Wide variations were observed for CTC coverage according to region. Medicare beneficiaries in Boston and travelling workers (the ‘travelers railroad’) received the fewest denials per request at 35 percent and 28 percent, respectively. Meanwhile, Dallas, Seattle and Atlanta faced denial rates nearly twice as high, between 62 and 69 percent.
Many regions saw large decreases in denial rates, including Chicago (from 90 percent in 2005 to 34 percent in 2008), Philadelphia (85 to 29 percent) and Seattle (97 to 44 percent).

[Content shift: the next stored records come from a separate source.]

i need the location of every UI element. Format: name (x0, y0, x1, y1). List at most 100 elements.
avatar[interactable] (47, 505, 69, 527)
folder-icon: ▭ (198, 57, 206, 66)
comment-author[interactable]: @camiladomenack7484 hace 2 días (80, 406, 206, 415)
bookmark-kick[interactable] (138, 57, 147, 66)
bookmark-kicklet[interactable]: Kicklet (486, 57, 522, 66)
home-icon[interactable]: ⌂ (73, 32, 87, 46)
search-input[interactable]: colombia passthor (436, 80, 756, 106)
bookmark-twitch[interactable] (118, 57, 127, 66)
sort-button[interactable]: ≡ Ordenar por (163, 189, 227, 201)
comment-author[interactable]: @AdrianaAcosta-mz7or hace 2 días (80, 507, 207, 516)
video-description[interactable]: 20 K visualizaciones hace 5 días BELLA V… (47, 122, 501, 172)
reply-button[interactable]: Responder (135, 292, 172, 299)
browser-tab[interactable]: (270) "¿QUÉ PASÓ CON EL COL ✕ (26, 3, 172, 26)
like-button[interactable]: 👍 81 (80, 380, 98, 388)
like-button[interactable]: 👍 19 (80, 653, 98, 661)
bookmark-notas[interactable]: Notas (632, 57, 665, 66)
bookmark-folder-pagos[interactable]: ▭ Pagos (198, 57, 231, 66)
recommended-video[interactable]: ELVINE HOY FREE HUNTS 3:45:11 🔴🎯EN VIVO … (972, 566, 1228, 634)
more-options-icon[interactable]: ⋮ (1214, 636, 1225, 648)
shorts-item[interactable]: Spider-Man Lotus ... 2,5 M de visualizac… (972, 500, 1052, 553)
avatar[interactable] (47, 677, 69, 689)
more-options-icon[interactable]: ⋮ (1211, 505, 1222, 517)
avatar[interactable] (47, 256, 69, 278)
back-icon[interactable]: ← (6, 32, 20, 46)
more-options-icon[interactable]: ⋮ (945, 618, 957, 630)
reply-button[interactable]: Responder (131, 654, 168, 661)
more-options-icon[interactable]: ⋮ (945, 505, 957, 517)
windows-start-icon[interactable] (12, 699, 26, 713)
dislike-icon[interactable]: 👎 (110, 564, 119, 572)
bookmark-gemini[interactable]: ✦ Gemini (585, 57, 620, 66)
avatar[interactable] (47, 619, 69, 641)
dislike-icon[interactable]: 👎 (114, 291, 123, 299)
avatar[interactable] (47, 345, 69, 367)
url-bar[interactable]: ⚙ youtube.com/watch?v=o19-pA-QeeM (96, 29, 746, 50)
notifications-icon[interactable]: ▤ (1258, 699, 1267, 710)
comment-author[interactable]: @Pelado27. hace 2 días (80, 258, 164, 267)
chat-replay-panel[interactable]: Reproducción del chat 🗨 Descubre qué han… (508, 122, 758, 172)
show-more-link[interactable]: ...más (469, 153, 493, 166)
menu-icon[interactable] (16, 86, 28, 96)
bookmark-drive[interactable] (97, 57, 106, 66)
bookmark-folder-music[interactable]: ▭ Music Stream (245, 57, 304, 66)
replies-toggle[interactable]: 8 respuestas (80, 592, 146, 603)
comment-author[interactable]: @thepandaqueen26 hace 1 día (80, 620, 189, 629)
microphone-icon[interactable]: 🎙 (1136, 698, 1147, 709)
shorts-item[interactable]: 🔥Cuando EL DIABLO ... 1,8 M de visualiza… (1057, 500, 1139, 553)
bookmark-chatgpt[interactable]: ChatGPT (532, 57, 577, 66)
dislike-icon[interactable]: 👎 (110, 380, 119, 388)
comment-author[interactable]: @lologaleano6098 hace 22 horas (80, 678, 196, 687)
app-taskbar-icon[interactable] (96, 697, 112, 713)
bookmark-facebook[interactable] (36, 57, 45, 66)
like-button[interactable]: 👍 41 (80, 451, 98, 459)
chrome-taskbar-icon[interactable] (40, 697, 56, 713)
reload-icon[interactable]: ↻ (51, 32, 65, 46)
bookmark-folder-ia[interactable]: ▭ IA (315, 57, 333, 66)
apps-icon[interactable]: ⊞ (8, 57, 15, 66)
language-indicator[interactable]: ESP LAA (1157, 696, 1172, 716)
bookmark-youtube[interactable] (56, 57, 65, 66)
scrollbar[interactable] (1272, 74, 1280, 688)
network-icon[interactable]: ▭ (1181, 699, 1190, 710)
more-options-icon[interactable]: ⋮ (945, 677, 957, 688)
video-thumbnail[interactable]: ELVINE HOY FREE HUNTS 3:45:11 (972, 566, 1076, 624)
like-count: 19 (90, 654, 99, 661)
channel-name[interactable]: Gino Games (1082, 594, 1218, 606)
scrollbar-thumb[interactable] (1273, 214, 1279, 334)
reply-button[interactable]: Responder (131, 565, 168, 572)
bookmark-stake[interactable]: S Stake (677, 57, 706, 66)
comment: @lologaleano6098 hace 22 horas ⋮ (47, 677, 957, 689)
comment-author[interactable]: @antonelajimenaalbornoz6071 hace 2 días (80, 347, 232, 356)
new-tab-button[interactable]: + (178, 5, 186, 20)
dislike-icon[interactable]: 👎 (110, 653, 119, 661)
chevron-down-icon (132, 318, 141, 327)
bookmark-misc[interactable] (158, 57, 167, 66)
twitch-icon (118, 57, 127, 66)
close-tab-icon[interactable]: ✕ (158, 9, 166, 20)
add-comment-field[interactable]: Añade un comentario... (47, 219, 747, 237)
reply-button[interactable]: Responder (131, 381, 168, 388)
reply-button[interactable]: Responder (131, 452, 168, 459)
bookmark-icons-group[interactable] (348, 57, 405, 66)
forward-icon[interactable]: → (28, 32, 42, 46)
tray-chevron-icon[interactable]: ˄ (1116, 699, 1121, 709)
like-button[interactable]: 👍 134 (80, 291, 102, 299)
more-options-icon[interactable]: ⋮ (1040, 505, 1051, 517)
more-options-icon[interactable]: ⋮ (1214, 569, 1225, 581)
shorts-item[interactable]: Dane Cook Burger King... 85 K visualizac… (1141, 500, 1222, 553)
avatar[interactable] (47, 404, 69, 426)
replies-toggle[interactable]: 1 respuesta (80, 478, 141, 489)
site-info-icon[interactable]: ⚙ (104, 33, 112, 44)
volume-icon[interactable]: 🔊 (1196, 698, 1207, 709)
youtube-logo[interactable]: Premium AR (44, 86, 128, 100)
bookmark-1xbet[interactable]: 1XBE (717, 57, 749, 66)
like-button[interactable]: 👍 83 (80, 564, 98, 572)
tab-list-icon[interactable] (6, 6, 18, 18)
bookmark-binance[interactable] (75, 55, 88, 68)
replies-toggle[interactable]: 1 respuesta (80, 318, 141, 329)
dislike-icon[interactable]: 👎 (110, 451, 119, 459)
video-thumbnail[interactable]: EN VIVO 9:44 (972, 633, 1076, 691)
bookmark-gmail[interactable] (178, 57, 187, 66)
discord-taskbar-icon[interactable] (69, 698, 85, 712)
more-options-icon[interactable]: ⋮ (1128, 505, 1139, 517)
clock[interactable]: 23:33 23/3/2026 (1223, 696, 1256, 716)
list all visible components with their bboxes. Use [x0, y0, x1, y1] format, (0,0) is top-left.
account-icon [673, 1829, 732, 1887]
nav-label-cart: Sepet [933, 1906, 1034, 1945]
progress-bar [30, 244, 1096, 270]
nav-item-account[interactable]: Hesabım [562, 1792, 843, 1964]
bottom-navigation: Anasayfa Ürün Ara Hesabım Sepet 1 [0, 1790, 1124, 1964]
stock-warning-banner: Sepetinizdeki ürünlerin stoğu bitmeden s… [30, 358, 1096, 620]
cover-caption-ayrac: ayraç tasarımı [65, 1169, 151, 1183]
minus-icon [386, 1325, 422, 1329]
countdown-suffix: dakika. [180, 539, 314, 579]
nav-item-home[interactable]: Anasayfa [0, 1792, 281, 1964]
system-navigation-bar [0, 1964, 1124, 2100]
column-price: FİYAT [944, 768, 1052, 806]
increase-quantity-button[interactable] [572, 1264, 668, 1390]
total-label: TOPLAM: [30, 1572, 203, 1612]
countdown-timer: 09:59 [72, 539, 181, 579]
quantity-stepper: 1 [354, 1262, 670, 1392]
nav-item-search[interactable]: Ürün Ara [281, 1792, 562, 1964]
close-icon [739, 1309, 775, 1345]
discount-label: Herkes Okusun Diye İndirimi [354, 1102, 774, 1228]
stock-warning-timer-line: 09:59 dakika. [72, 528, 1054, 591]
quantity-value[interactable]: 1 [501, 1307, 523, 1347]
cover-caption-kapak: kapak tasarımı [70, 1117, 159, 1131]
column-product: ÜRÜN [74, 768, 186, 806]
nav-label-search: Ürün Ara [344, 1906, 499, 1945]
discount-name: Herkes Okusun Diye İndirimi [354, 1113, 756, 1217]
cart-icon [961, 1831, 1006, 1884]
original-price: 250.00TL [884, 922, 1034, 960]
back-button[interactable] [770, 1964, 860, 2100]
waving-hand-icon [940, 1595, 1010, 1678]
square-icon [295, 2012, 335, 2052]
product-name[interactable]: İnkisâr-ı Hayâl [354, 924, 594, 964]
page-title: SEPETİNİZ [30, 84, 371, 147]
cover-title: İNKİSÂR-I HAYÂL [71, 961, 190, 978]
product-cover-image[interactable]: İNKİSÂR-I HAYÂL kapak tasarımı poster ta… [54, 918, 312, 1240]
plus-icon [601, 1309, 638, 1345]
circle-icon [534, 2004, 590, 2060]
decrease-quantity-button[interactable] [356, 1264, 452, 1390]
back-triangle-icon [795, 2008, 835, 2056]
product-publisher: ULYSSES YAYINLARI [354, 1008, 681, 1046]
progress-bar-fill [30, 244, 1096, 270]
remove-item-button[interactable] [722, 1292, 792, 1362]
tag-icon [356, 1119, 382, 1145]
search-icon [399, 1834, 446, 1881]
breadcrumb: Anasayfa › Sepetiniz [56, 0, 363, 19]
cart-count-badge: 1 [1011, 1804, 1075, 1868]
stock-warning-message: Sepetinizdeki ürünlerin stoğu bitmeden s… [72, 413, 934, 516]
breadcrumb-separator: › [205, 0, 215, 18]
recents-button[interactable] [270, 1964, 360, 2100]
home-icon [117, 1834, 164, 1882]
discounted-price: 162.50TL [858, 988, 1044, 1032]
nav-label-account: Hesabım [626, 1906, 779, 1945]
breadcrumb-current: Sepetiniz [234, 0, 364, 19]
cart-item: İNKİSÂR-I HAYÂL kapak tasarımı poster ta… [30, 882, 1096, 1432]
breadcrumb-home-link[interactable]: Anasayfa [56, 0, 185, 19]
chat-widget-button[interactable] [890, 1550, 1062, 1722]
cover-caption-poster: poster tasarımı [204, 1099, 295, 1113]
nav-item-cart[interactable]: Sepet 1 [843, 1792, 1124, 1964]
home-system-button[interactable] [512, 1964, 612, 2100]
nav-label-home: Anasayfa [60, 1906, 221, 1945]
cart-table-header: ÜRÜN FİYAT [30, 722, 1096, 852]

San Francisco, New York and Boston saw single-digit percentage increases in denials over the period.
Duszak and colleagues attributed the geographic disparities to regional coverage policies and to advocacy and education campaigns by organizations like the American College of Radiology (ACR). “We believe that such organized advocacy activities and their resulting expansion of coverage largely explain the overall decreased denial rates for CTC we have reported.”
Radiologists were by far the dominant provider of diagnostic CTC, performing nearly 26,000 of the total 28,000 procedures in 2008, the authors found. Gastroenterologists performed just 1 percent of CTC exams among the Medicare population.
Duszak and colleagues said that diagnostic CTC “has established itself in practice as essentially an outpatient procedure,” with 92 percent of services performed in private practices and outpatient settings, “paving the way for ongoing convenient (and therefore potentially expanded) patient access.”
“Although a reduction in national denial rates from 70 percent to 43 percent reflects considerable early progress, when contrasted with denial rates of just 4 percent for established technologies such as abdominal CT, opportunities clearly exist for further improvements in patient access through ongoing expansion of coverage.” Duszak and colleagues indicated that with only 50 percent of eligible individuals undergoing colorectal cancer screening, and with the available capacity for increased CTC exams, the procedure could play a crucial role in increasing compliance, particularly among poor and rural populations.
The authors did not analyze private payor coverage, which could affect the nation’s overall rates, particularly because private payors are the insurer of choice for most Americans.
With diagnostic CTC claims tripling in the first four years for which Medicare claims for the procedure were available, the authors estimated that “[p]hysician awareness of their own regional coverage policies should facilitate that expansion.”